Sur la table basse du salon au studio, des centaines d’images retracent grossièrement mon existence. Je n’ai pas pu résister à l’envie de me souvenir. Parce que certains souvenirs m’ont fait du bien et que je me raccroche à eux, comme si on s'accrochait à une bouée de sauvetage pour ne pas se noyer. Et à l’image de Forrest Gump muni de sa boîte de chocolat, j’ai besoin de faire le point sur ce qui m’a conduite jusqu'ici, très précisément. Chaque choix que j’ai pourtant fait en connaissance de cause, qui, mis bout à bout, ont fini par former, ensemble, un putain de cocktail de conséquences inimaginables. Les quelques photographies qui jonchent le marbre à foison, me font sourire. J’en sélectionne quelques-unes, parce que dans quelques semaines, mes parents fêteront leur quarantième anniversaire de mariage et je veux pouvoir marquer le coup. Leur amour m’inspire, de toute évidence mais force est de constater que j’ai lamentablement échoué dans ce domaine. Il y a tant à parcourir, tant à dire à ce sujet…
Mais pour cela, je dois commencer par le début… ou du moins, en venir à l’essentiel : Juste avant ma chute.
« La photographie est l’un des langages les plus universels qui soit, et vous n’avez pas besoin de parler ».
PHOTO N°1 : Mr & Mrs Solomon
La première photographie que je tiens entre mon pouce et mon index, c’est le jour de leur mariage. Amir et Hila sont nés en Israel mais ont grandi en Californie. Parents aspirants au rêve américain, c’est sur la côte Californienne qu’ils ont jeté l’ancre. Ma mère et mon père étaient jeunes, à l’aube de la vingtaine, insouciants mais surtout, ils étaient amoureux quand ils se sont dit « oui » un matin de printemps. Un amour qui a enduré bien des tempêtes tout au long de ces quarante années de vie commune mais qui a toujours triomphé, peu importe la difficulté. Une rencontre banale, dans un centre commercial de Oceanside, où ma mère travaillait dans un vidéo club, les fins de semaine pour se faire un petit peu d’argent. Quand mon père l’eut aperçue, ce fut le coup de foudre et chaque samedi après-midi, il allait à sa rencontre, lui demandait conseil et repartait, bien satisfait. Chaque samedi, ma mère l’attendait, nerveusement. Et un jour, il lui a demandé de sortir avec lui. C’est ainsi que leur belle histoire d’amour a commencé. Ils se sont mariés deux ans plus tard, parce qu’Hila n’avait pas tout à fait l’âge pour s’unir à mon père. Ils ont dû attendre qu’elle soit majeure pour ça. Et depuis, ils ne se sont jamais quittés.

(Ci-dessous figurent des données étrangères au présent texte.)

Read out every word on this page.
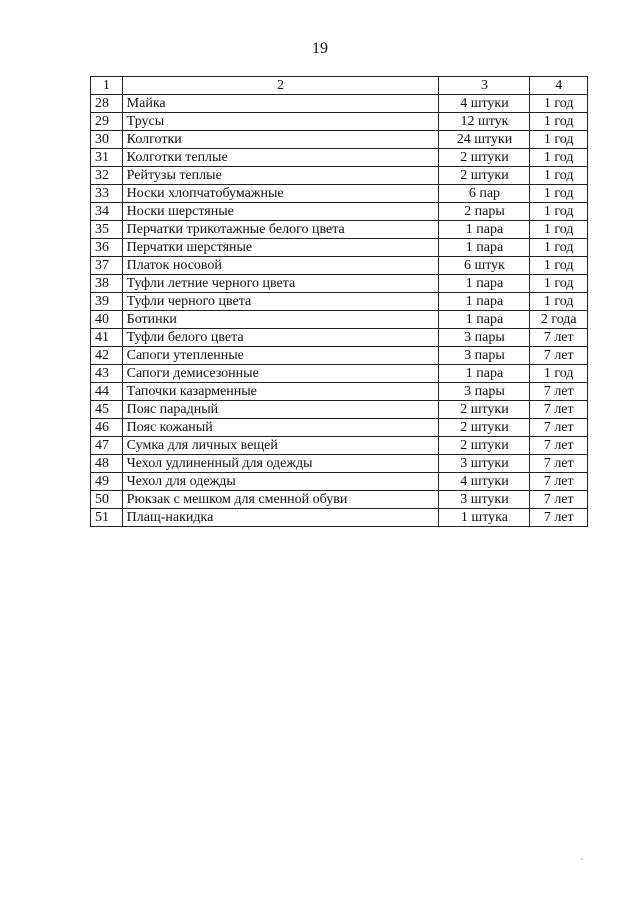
19
1	2	3	4
28	Майка	4 штуки	1 год
29	Трусы	12 штук	1 год
30	Колготки	24 штуки	1 год
31	Колготки теплые	2 штуки	1 год
32	Рейтузы теплые	2 штуки	1 год
33	Носки хлопчатобумажные	6 пар	1 год
34	Носки шерстяные	2 пары	1 год
35	Перчатки трикотажные белого цвета	1 пара	1 год
36	Перчатки шерстяные	1 пара	1 год
37	Платок носовой	6 штук	1 год
38	Туфли летние черного цвета	1 пара	1 год
39	Туфли черного цвета	1 пара	1 год
40	Ботинки	1 пара	2 года
41	Туфли белого цвета	3 пары	7 лет
42	Сапоги утепленные	3 пары	7 лет
43	Сапоги демисезонные	1 пара	1 год
44	Тапочки казарменные	3 пары	7 лет
45	Пояс парадный	2 штуки	7 лет
46	Пояс кожаный	2 штуки	7 лет
47	Сумка для личных вещей	2 штуки	7 лет
48	Чехол удлиненный для одежды	3 штуки	7 лет
49	Чехол для одежды	4 штуки	7 лет
50	Рюкзак с мешком для сменной обуви	3 штуки	7 лет
51	Плащ-накидка	1 штука	7 лет
`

PHOTO N°12 : Welcome home, baby girl,...girl,...and boy.
Quand je regarde cette image de ces trois enfants, je n’arrive pas à me souvenir de ma sœur aînée. Posée sur la gauche comme une petite princesse tirant la langue, j’essaie de me souvenir d’elle mais c’est difficile. Mon petit frère est dans les bras de mon aînée, nouveau né, bien entendu, vêtu d’une longue robe blanche. Moi, je suis posée à côté d’eux en train de tirer la tête. Une moue triste, mais je ne sais plus pourquoi. Ça remonte à loin. Quelque chose a dû me contrarier, j’imagine. Je devais avoir deux ans, à peu près. Nous étions drôlement bien sapés, pour l’époque. C’était au baptême de mon petit frère, c’est écrit, derrière la photo. Il y a beaucoup de choses que je ne me rappelle plus, trop jeune ou parce que mon esprit a occulté certains faits pour me protéger. Quand ma sœur a disparu, la première tempête a fait rage dans notre famille. Il y a eu des hauts, mais beaucoup de bas. Ma mère a eu beaucoup de mal à se remettre… Enfin, elle ne s’en est jamais remise, mais disons qu’elle a surtout appris à vivre de son absence. Yahel n’étant plus de ce monde, mère devait impérativement se concentrer sur ses deux autres enfants, qui ne demandaient qu'à être aimés…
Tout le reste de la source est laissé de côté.